The temperature of hybrid nanofluid depicts a decreasing behavior for Gr while a conflicting trend is seen for R. This trend of temperature increase of the fluid will be helpful in the removal of a cancer tumor and abnormal cells without affecting healthy parts within the body during an endoscopy.

❖

The behavior of the pressure rise for different parameters show that the pressure rise declines in the co-pumping region whereas it is enhanced in the pumping and free-pumping regions. Pumping rate increases for increment in radius ratio parameter which is favorable for accurate endoscopic imaging.

❖

The pressure gradient decreases throughout the length of the endoscope close to the ciliated peristaltic tube for r₂ = 1.

❖

Numerical values of velocity and temperature against embedding parameters explore a similar behavior as noticed in graphs.
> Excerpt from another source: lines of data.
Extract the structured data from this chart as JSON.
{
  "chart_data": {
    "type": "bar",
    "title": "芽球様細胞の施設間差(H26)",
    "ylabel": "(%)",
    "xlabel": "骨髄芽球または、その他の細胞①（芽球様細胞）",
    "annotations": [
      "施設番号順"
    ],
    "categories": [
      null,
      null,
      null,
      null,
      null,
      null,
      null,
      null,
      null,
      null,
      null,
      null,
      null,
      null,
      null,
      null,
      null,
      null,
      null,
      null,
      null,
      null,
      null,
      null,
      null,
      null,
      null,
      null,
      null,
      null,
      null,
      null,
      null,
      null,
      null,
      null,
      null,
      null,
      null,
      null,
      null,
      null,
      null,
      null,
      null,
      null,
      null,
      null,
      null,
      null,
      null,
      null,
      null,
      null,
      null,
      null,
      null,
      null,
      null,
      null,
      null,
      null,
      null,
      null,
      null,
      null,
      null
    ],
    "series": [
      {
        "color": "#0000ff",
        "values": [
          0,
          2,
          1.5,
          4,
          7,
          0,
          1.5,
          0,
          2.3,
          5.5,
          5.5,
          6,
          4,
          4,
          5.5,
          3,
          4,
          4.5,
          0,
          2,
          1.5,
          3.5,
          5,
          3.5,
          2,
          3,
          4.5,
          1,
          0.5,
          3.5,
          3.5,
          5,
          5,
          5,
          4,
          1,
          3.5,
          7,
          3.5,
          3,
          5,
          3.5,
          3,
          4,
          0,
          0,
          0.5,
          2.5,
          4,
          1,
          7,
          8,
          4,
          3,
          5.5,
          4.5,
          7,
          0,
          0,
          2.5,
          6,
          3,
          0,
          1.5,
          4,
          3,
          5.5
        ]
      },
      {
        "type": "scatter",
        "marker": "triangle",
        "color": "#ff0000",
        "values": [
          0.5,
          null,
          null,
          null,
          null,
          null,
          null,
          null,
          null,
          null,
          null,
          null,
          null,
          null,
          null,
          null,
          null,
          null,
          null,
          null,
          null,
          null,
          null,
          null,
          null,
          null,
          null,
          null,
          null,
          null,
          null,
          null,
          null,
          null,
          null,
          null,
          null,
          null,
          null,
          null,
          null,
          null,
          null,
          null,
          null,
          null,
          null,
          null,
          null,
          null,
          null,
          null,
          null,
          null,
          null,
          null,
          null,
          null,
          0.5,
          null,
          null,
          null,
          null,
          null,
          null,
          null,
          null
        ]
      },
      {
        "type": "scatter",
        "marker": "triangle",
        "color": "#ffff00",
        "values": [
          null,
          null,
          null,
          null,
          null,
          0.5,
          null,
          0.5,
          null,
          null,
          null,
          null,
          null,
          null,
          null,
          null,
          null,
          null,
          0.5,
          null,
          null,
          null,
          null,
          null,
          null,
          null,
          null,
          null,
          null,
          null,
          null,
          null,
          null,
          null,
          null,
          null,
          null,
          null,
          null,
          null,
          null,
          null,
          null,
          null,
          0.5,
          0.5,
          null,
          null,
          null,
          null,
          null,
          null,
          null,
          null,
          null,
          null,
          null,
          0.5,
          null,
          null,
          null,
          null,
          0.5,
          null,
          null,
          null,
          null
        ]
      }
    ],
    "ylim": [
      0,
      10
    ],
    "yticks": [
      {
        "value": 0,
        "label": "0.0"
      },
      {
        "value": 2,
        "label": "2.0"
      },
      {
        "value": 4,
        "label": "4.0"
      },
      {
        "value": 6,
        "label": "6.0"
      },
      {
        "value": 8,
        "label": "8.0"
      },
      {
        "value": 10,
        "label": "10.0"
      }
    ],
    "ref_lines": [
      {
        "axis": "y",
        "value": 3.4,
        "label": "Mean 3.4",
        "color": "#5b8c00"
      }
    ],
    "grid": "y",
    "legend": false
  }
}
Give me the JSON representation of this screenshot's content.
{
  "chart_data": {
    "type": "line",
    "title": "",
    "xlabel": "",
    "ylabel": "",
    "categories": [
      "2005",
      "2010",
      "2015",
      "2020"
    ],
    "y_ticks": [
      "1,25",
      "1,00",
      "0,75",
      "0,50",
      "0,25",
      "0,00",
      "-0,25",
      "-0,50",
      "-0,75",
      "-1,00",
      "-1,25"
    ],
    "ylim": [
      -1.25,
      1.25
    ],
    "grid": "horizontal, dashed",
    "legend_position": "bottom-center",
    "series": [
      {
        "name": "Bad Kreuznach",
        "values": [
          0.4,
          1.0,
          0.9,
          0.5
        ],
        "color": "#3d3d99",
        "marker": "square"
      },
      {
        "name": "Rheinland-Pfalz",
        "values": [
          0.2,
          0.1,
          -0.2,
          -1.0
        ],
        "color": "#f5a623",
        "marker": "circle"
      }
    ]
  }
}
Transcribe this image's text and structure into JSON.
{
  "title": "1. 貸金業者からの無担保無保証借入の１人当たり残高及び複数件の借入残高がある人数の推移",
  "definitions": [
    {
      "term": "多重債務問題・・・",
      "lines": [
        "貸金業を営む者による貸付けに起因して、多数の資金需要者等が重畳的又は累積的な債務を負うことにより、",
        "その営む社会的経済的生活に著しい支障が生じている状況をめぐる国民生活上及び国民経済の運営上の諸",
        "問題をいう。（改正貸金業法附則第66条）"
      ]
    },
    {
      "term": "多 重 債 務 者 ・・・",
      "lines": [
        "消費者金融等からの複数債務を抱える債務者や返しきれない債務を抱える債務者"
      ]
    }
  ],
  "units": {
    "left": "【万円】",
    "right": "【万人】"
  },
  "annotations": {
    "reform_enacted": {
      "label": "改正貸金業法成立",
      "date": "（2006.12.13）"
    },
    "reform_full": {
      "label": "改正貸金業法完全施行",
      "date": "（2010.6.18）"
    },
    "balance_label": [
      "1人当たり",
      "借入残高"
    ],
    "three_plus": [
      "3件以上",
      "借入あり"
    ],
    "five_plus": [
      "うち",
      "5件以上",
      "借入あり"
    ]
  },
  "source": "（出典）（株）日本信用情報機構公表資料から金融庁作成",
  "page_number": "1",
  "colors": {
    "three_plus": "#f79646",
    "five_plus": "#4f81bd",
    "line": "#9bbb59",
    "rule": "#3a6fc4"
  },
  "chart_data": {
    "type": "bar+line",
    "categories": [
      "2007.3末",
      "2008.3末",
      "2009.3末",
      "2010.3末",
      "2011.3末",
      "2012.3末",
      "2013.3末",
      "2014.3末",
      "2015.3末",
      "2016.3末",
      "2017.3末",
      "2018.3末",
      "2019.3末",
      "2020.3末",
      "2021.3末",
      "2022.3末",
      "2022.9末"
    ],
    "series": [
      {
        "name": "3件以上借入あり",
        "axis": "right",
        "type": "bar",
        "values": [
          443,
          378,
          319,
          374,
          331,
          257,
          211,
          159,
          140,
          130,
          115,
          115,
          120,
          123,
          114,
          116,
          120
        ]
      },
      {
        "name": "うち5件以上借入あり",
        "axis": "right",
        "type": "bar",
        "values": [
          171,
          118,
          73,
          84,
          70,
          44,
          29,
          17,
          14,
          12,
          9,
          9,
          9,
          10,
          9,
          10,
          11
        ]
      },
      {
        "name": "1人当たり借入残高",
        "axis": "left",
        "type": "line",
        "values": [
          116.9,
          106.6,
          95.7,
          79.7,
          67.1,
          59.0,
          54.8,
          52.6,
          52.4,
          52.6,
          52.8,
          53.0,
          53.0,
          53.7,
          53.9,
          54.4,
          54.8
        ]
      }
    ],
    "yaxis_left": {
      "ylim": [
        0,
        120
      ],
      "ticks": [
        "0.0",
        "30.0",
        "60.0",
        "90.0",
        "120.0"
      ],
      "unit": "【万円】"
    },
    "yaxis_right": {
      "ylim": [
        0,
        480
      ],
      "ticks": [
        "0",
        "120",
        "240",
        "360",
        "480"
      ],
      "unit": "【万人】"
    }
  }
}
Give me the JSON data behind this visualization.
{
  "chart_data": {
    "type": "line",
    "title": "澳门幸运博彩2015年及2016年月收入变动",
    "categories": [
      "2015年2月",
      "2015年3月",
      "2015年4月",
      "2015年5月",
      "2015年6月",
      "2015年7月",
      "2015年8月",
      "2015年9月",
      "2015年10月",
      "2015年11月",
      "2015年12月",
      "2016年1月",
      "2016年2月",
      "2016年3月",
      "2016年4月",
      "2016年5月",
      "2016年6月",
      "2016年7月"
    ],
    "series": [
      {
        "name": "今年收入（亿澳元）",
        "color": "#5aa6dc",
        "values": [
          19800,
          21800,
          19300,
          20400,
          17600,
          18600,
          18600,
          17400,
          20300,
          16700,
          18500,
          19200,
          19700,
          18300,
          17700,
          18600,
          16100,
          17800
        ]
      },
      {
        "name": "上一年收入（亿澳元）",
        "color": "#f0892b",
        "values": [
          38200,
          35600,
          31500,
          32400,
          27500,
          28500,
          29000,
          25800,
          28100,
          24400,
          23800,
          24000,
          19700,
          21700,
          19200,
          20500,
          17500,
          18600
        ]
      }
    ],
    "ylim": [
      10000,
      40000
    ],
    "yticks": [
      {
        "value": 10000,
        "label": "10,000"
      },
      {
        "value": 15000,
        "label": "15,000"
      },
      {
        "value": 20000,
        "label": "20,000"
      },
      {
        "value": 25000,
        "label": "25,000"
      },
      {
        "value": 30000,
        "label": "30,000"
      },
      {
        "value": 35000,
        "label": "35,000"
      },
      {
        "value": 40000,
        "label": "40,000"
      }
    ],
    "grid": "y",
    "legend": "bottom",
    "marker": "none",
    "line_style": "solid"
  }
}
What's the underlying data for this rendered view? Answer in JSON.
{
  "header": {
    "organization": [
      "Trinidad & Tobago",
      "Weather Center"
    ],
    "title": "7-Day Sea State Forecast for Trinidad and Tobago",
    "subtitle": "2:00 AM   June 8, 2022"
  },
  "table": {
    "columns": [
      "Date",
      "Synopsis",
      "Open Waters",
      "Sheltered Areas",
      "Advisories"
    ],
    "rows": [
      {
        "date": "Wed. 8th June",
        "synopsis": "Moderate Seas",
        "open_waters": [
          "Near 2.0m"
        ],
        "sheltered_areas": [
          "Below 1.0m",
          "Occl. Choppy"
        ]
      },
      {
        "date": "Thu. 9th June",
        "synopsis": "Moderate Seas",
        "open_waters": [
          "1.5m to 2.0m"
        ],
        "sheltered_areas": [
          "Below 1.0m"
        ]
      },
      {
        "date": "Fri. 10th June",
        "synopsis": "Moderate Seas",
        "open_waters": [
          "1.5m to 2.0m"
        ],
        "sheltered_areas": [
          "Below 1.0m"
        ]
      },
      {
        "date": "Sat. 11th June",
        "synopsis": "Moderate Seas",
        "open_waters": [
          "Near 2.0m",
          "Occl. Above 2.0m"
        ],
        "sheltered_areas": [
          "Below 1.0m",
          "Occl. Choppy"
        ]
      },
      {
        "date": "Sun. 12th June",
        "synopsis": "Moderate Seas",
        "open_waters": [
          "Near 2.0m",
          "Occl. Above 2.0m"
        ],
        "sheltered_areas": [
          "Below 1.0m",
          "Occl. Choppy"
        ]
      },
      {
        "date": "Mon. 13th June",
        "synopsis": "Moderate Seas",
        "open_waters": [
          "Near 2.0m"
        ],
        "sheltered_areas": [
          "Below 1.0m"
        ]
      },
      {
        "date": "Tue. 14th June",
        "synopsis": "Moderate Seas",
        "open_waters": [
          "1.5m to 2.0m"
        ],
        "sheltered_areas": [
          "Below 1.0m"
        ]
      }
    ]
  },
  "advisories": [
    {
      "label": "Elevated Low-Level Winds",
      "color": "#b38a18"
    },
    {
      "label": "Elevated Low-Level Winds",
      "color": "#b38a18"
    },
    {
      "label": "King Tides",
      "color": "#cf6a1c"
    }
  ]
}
Flow profiles towards variation in radial distance are examined which satisfy the conditions of the problem.

❖

The presence of cilia shows a dominant effect on the behavior of the flow variables. In most cases, the sensitive interior surface of organs may be protected due to cilia as they assist velocity near the peristaltic tube.

❖

The peristaltic flow pattern due to ciliary activity for different parameters is displayed via streamline configuration and a reduction in the size of the trapped bolus is observed towards R, M and Gr but conversely enlarges for ε.

❖

The present work appears to be the first attempt in the literature dealing with the effects of electromagnetic induction on peristaltic transport and the heat transfer of non-Newtonian hybrid nanofluid through a ciliated tube inserted by an endoscope. Additional developments and characteristics of the problem can be examined.

❖

Results for Newtonian nanofluid [50] can be obtained in a limiting case.